The beeper went off yet again, this time an inmate had tried to unsuccessfully suicide attempt. We bypassed the two guards, to approach our shackled patient in bed lying in wait for medical attention. This person had several contusions on their forehead, as earlier that day they were banging their head against the wall and several more bruises on their neck where the sheet they used to try to hang themselves had caught. We got the history this time together, their complained of pain and complained of blurry vision. The blurry vision worried the resident, the guard sitting in my view then made the universal binocular hand gesture, so I blurted out “Do you wear glasses?”, and they said “Yes”. This person was also on a slew of psych medications, and probably needed social work more than medial attention (I hope they get it), having worked with inmates previously I really feel for the spiral of events that may of lead them to here.
We then rushed up with the attending to go talk to radiology about their patient who was currently in surgery to decompress one patients hip. The attending there spotted some air in their viscera, and so surgery was paged immediately and one attending went to go update to let ortho know that they’d have to watch for internal bleeding.

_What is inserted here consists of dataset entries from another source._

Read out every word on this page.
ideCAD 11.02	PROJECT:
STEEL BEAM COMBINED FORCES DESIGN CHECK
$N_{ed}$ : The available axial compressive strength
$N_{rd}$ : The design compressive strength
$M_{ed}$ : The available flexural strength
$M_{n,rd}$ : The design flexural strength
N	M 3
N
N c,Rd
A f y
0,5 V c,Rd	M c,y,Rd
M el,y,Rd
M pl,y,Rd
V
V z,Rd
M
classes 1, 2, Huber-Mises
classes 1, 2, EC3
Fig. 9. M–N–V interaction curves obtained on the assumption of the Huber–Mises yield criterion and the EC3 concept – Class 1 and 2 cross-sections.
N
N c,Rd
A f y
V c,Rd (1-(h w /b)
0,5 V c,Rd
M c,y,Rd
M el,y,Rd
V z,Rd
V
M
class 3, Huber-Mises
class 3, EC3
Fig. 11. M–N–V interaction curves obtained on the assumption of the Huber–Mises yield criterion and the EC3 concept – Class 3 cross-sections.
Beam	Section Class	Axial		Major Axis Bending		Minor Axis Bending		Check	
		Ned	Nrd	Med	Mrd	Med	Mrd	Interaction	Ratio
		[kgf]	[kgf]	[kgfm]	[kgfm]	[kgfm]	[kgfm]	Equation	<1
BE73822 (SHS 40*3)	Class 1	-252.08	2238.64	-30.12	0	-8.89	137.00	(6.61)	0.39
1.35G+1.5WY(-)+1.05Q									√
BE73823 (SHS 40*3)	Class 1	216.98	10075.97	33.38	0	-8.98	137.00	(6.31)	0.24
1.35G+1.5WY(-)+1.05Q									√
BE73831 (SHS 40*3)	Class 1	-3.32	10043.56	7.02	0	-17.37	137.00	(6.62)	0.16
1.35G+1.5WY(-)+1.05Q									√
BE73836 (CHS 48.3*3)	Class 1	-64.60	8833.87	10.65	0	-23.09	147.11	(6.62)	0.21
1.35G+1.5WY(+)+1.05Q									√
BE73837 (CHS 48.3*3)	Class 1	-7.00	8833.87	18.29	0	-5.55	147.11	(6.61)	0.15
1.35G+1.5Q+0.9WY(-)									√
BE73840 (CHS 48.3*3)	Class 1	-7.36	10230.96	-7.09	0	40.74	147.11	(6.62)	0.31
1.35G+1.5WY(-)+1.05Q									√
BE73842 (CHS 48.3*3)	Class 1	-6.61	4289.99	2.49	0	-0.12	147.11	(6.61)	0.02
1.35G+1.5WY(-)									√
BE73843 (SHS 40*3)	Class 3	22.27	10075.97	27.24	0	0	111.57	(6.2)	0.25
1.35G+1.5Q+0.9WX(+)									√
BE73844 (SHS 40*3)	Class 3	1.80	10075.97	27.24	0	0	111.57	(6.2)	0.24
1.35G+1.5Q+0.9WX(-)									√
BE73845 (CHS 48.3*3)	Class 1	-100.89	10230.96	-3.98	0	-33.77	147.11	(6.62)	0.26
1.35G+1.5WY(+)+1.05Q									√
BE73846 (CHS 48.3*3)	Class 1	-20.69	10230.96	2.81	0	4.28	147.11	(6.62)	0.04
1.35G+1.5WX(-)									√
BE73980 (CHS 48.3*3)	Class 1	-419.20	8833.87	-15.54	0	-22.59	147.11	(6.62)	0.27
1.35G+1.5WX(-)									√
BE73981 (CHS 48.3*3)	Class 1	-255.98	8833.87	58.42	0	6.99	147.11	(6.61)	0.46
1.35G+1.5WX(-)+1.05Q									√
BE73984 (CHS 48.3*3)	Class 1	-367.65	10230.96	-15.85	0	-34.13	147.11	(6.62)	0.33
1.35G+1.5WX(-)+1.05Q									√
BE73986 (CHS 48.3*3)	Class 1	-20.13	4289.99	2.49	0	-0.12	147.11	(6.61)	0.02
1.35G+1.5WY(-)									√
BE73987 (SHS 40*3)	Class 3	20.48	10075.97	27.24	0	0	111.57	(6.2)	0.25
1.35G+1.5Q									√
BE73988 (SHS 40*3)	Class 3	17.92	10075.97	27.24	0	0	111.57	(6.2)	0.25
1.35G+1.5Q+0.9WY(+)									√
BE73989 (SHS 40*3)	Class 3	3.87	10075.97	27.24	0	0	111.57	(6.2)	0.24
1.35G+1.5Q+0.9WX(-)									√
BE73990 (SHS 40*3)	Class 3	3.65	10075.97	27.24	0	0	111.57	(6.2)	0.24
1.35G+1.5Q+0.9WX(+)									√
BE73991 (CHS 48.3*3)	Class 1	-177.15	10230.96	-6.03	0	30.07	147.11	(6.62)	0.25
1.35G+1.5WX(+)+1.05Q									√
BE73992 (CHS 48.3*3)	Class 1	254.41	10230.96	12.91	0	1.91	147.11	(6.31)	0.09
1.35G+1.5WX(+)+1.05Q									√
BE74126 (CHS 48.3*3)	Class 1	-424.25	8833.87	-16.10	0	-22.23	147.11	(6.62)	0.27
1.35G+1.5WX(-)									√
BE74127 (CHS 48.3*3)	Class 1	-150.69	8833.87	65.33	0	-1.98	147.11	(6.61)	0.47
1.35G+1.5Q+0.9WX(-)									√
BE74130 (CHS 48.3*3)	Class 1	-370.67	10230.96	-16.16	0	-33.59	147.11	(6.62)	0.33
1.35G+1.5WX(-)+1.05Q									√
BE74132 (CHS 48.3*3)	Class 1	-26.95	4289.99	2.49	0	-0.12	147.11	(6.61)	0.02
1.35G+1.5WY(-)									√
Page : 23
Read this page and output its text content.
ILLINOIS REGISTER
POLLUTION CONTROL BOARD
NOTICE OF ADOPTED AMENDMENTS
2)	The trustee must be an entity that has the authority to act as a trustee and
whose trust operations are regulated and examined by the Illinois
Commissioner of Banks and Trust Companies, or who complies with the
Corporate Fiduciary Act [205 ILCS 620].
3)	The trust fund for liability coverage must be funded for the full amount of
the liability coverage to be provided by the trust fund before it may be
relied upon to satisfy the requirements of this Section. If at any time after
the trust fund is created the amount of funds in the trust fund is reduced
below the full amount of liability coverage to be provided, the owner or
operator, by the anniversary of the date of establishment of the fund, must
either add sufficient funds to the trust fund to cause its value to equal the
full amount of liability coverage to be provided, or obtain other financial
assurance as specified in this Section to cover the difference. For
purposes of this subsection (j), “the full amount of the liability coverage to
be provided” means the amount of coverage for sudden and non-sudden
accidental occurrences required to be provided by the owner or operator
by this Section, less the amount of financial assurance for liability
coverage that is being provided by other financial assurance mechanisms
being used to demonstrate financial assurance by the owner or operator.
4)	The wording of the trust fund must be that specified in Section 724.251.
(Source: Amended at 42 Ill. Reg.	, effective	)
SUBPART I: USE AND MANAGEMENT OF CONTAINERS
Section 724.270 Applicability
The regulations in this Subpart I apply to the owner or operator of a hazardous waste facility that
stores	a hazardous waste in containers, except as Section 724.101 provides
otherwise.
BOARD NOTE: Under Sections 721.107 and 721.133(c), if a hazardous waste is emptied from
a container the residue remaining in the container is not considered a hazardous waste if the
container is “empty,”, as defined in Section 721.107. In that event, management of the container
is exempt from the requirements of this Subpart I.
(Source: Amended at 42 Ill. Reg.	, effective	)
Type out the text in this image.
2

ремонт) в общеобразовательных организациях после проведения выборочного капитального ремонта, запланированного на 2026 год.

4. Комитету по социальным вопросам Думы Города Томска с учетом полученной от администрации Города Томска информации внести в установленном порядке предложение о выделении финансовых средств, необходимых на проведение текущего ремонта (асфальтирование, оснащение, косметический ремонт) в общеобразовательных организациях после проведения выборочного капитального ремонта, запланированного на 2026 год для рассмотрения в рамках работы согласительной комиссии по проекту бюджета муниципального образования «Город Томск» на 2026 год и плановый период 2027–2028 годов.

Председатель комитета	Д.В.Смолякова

Soon, the resident then said, “Remember that women with the infection? Can you go get a history from them?”. I had forgot about that woman, just like how I forgot to mention their in this story because the whole night was a blur. This patient had hurt their foot, and had come in with severe swelling of their foot. But, after interviewing them we learned that their now infected foot was accompanied by pain deep under their knee (DVT?). I reported back to my resident, noted the pain and we spoke of the possible DVT (this they was already watching for) and the new symptom polyuria that coincided with the infection before they came in.
By the time we had done all of this, it was now 10 PM. The gentleman and the passenger on the motorcycle were both stable, and hanging out in the ER for observation. The women who was drug under the car had their hips set back in place, and would be ready for follow up surgeries later, by the way they could move their toes so they were lucky to escape serious nerve damage. My shift was over, I was invited back for more by the residents and I shuffled out of there and rode the train home being too tired and lazy to change out of my scrubs, took a shower and woke up at 6:30 AM to start another day.
Disclaimer: certain information was changed in the story to protect patient and physician privacy.